Tech stocks have taken a hit in 2022 and semiconductor manufacturing equipment maker Lam Research (NASDAQ: LRCX) is no exception. This year, its share price is down about 34%.
I already have a small holding in Lam as I’m quite bullish on the long-term growth story. Is now a good time to buy more stock for my portfolio? Let’s discuss.
At the heart of a powerful megatrend
While investors seem to have lost interest in technology shares this year, the long-term growth story here is still very much intact, to my mind.
Semiconductors, or ‘chips’, are a very important part of the global economy. Today, they power almost all electronic devices including smartphones, computers, kitchen appliances, and electric vehicles. As the world becomes even more digitalised in the years ahead, demand for chips should rise.
But here’s the real kicker. Over the next decade, we’re likely to see countries all over the world build semiconductor plants domestically in an effort to minimise supply chain disruption (around 90% of advanced semiconductors are manufactured in Taiwan today).
This kind of activity should provide a huge boost for Lam Research as its innovative wafer fabrication equipment plays a crucial role in the chip manufacturing process. In fact, Lam says that today, nearly every advanced chip is built with its technology. So the future looks very exciting, to my mind.
I’ll point out that Wall Street analysts expect revenue growth of 15% for the year ending 27 June and 16% for the following year.
Bargain valuation
After the recent share price fall, the stock now looks cheap. With analysts forecasting earnings per share of $38 for the year ending 27 June 2023, the P/E ratio here is just 12.5. That’s an attractive valuation, in my view.
One person who clearly sees some value at current levels is board member Catherine Lego. Recently, she spent about $800,000 on Lam Research stock. It’s worth noting that Lego – who joined the board in 2006 – has considerable experience in the semiconductor investing space. Previously, she was a general partner at Oak Investment Partners, focused on the semiconductor industry. I see her $800k buy as very encouraging.
Additionally, the company recently authorised a $5bn share repurchase. This suggests management thinks the stock is cheap too.
Risks
Now I need to point out that, like many other companies, Lam is experiencing some supply chain and cost challenges right now. These issues are impacting profitability.
For the quarter ended 27 March, operating income as a percentage of revenue was 29.4%. In Q1 2021, it was 31.6%. The company described the supply environment as “extraordinarily difficult”.
These challenges could persist for a while so this is a risk to be aware of.

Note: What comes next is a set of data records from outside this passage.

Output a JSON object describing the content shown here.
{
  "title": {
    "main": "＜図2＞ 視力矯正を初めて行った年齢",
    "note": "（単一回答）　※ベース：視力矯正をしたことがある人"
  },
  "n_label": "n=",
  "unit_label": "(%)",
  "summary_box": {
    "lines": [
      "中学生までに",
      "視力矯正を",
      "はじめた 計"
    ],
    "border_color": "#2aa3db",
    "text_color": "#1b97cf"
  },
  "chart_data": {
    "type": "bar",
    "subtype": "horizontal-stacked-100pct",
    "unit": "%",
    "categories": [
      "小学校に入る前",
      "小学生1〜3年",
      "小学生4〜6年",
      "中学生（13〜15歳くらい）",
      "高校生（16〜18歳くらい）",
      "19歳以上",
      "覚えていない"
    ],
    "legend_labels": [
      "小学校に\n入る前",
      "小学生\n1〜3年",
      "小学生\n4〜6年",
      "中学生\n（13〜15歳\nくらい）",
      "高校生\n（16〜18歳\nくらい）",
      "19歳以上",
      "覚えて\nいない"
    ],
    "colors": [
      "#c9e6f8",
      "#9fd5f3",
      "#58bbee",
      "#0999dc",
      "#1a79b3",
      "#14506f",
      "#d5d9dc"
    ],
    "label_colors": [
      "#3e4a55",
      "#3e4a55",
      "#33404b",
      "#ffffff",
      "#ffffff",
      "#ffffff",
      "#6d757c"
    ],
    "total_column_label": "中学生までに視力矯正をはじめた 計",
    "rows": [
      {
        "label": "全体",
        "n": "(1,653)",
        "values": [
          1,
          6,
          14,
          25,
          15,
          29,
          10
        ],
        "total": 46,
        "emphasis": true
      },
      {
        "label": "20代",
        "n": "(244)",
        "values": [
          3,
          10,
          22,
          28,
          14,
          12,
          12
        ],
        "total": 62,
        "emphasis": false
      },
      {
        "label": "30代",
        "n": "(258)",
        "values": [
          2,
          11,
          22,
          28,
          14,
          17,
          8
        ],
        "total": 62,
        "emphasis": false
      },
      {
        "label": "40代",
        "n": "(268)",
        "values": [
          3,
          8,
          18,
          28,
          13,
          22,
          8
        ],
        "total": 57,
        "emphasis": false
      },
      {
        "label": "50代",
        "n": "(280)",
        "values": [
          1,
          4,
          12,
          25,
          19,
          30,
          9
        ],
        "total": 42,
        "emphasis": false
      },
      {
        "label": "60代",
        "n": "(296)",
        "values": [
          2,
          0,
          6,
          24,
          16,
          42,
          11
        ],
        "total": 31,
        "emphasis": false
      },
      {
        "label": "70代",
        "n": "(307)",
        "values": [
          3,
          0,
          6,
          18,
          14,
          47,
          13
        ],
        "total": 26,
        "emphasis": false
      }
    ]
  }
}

However, the good news is that management was confident in the long-term growth story: “We remain confident in the secular drivers of wafer fabrication equipment investment as well as Lam’s leadership position and expect to return to solid growth as industry constraints ease,” said president and CEO Tim Archer.
Lam Research: my view now
In light of all of the above, I’d be happy to buy more Lam Research shares today. In my view, Lam is a high-quality company with a very bright future.
I think the recent weakness has provided me with a great buying opportunity.